Moreover, the criteria to be unable to manage one's own financial affairs may not necessarily be the same criteria that should bar someone from exercising their Second Amendment rights — at least, that's the argument Republican lawmakers took up against the regulation. But they may have a point in the opposite direction: inability to manage financial affairs may not cover enough of the pool of potential terrorists who would seek to do harm to others.
No matter your stance on gun control, you likely see the problems with the logical basis on which the regulation itself was built. This reflects a growing problem that is becoming more and more prevalent with each new mass shooting: Both sides are politicizing the issue of mental illness in regards to gun ownership in a way that hasn't constructively benefited anyone. There hasn't been any federal consideration of where we should draw the line on the types of mental illnesses that should exclude someone from purchasing a firearm. There's always discussion of background checks, but what about psychiatric checks or clearances?

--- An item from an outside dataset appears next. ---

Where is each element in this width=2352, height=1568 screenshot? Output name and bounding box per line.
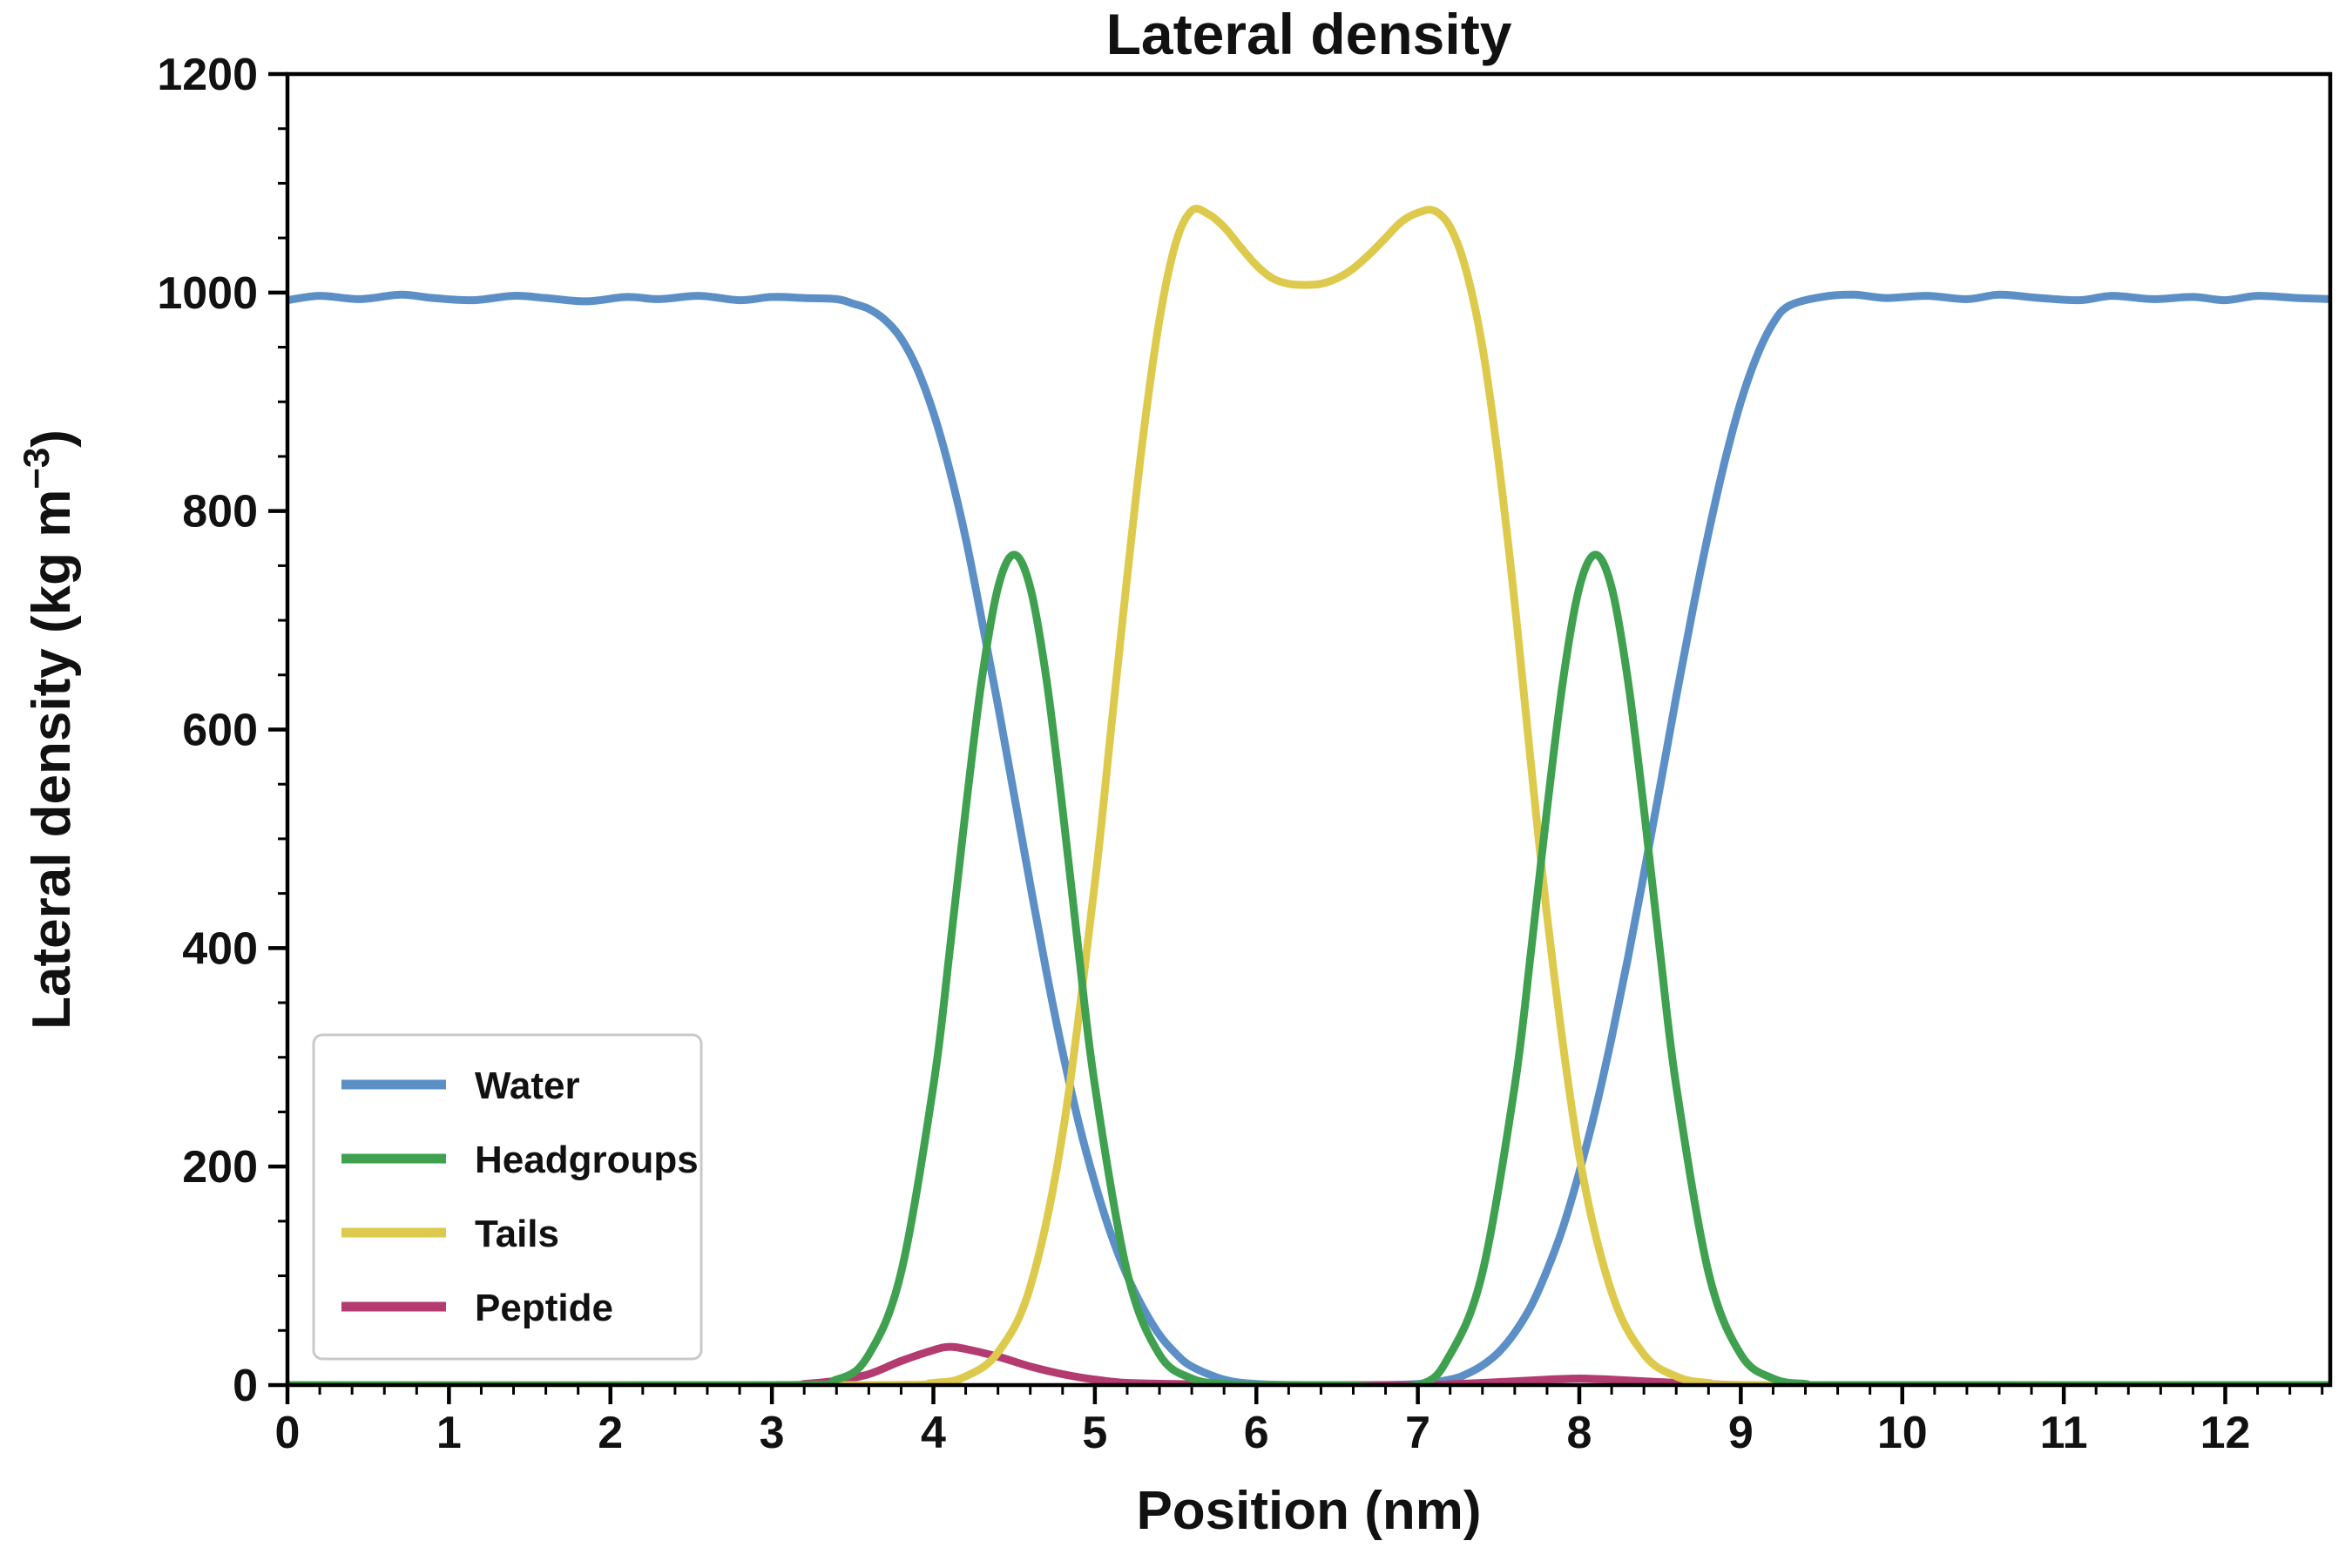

Following these types of tragedies, there's always a call to action, as there should be. But having the same conversation about mental illness every time, while still doing nothing to add nuance to current regulation and target more specific demographics, is pointless. If Trump and Congress don't want to support Obama-era regulation, which at least attempts to address the issue of mental illness and firearms, then maybe they should legislate for the other key component of a mass shooting: the guns themselves. Of course, Trump and the Republican party won't be doing that anytime soon.
So, it's up to us to vote for local officials who will make a change. We need to prioritize progressive gun control legislation, and we urgently need to prevent further tragedies in an intelligent, targeted way.